Entre os acontecimentos que marcaram o século XX, a ascensão da democracia foi, sem dúvida, um dos mais destacados. E, eis que, cumprida a segunda década do século XXI, assistimos a um arrepiante recuo dos regimes democráticos no mundo, a um ataque virulento às suas instituições e valores, à emergência de populismos, à polarização do discurso, ao triunfo do pensamento débil e, de modo perigoso, à destruição da verdade e da esperança.

A consensualizada expressão “um governo do povo, pelo povo e para o povo” revive-se na realização de eleições livres por sufrágio universal, no multipartidarismo, na separação entre os poderes legislativo, executivo e judicial, sendo este último um garante da igualdade entre cidadãos e do respeito pelo primado do Direito, na salvaguarda dos direitos, liberdades e garantias individuais, na existência de uma imprensa livre e, não menos importante, cidadãos capacitados para interpretar e compreender a realidade, intervir nela de forma crítica e activa.

Sou uma acérrima defensora do sistema democrático. Sinto-me privilegiada por viver num Estado democrático, pese a percepção de que falha uma gestão verdadeiramente democrática da sociedade, o que não significa um desmérito do sistema em si, mas de quem o “habita”, dos padrões de comportamento, gestão e funcionamento das instituições e da prática cidadã que lhe está associada; e ainda a obscura colonização do espaço político pelos interesses económico-financeiro, cujo controlo e agenda supra e transnacionais nunca foram democraticamente escrutinados nem visam o bem público.

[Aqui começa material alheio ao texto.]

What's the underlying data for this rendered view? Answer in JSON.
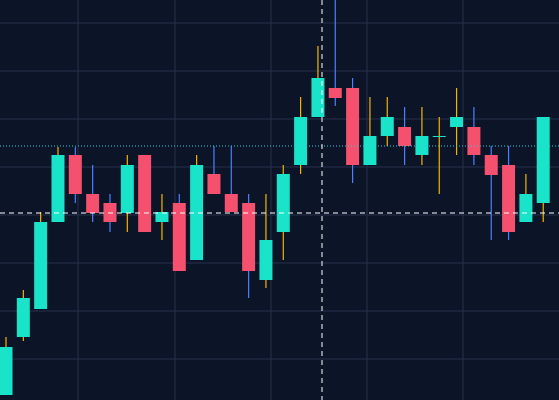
{
  "chart_data": {
    "type": "candlestick",
    "open": [
      5,
      63,
      91,
      178,
      245,
      206,
      197,
      187,
      245,
      178,
      197,
      140,
      226,
      206,
      197,
      120,
      168,
      235,
      283,
      312,
      312,
      235,
      264,
      273,
      245,
      263,
      273,
      273,
      245,
      235,
      178,
      197
    ],
    "high": [
      63,
      110,
      188,
      253,
      253,
      235,
      206,
      245,
      245,
      206,
      206,
      245,
      254,
      254,
      206,
      206,
      235,
      303,
      354,
      400,
      322,
      303,
      303,
      293,
      293,
      283,
      312,
      293,
      254,
      254,
      226,
      283
    ],
    "low": [
      5,
      59,
      91,
      178,
      197,
      178,
      168,
      168,
      168,
      160,
      129,
      140,
      206,
      188,
      102,
      112,
      140,
      226,
      283,
      294,
      217,
      235,
      254,
      235,
      235,
      206,
      245,
      235,
      160,
      160,
      178,
      178
    ],
    "close": [
      53,
      102,
      178,
      245,
      206,
      187,
      178,
      235,
      168,
      188,
      129,
      235,
      206,
      188,
      129,
      160,
      226,
      283,
      322,
      302,
      235,
      264,
      283,
      254,
      264,
      264,
      283,
      245,
      225,
      168,
      206,
      283
    ],
    "up_color": "#19e3c8",
    "down_color": "#f5506e",
    "up_wick_color": "#f5b400",
    "down_wick_color": "#4d7fff",
    "ylim": [
      0,
      400
    ],
    "yticks": [
      41,
      89,
      137,
      185,
      233,
      281,
      329,
      377
    ],
    "grid": true
  }
}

Olhando para a nossa realidade, a fragilização da nossa democracia acontece sempre que detentores dos poderes políticos confundem a coisa pública com interesses espúrios, corrompendo o espírito da Constituição; quando aqueles que no exercício de funções públicas agem de modo incompetente e negligente, num pacote que, quando embrulhado numa burocracia acéfala e agressiva, mina a confiança nas instituições; quando os cidadãos se demitem de exercer os seus direitos e inerentes deveres de cidadania com a escusa da “falta de tempo”, “não vale a pena”, “não é nada comigo”, “não estou para me chatear”, ou por um receio indefinido de potenciais represálias.

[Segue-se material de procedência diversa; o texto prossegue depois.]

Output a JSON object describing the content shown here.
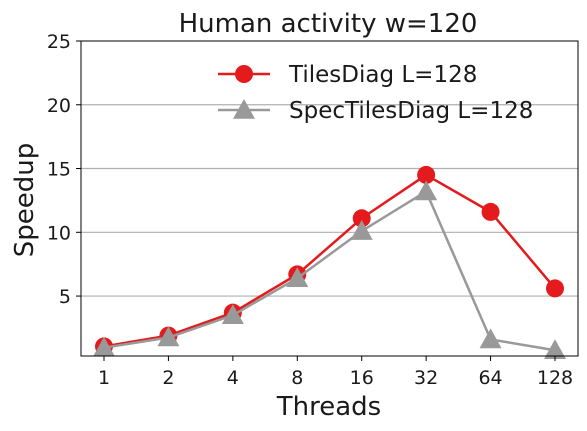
{
  "chart_data": {
    "type": "line",
    "title": "Human activity w=120",
    "xlabel": "Threads",
    "ylabel": "Speedup",
    "categories": [
      "1",
      "2",
      "4",
      "8",
      "16",
      "32",
      "64",
      "128"
    ],
    "ylim": [
      0.3,
      25
    ],
    "yticks": [
      5,
      10,
      15,
      20,
      25
    ],
    "grid": "horizontal",
    "legend_position": "top-right",
    "series": [
      {
        "name": "TilesDiag L=128",
        "color": "#e41a1c",
        "marker": "circle",
        "values": [
          1.05,
          1.9,
          3.7,
          6.7,
          11.1,
          14.5,
          11.6,
          5.6
        ]
      },
      {
        "name": "SpecTilesDiag L=128",
        "color": "#999999",
        "marker": "triangle",
        "values": [
          0.95,
          1.75,
          3.5,
          6.4,
          10.1,
          13.2,
          1.6,
          0.75
        ]
      }
    ]
  }
}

Urge a confiança na contenção, na empatia, nas responsabilidade mútuas e na democracia. Exercitar os nossos direitos e deveres, auditar as medidas e acções de decisores políticos, instituições e de quem exerce funções públicas. E, como vivemos num Estado de direito, temos mecanismos ao nosso dispor para o fazer. Temos apenas de nos libertar do sentimento de indiferença, fatalismo ou impotência e ocupar o espaço público.

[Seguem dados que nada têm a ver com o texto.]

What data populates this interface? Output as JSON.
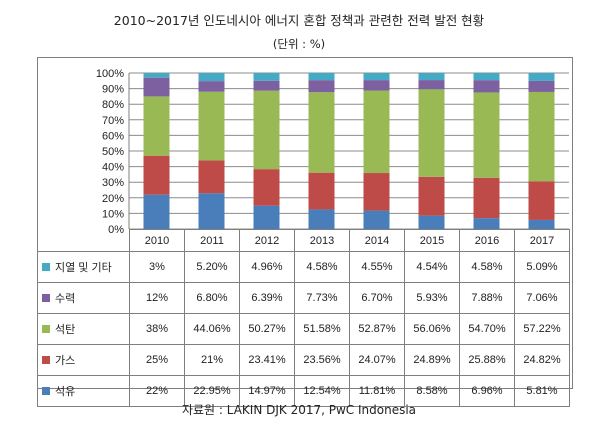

Confundir cidadania com o exercício pontual do direito de voto, equivale a uma cidadania de serviços mínimos. Ou confundir o exercício de cidadania com mensagens espichadas em paredes, com expressões de ódio em caixas de comentários da imprensa on-line ou redes sociais, com a disseminação de mensagens e discursos demagógicos alicerçado no pensamento único, apenas serve para poluir e radicalizar o debate público e esvaziar o diálogo e consenso democráticos.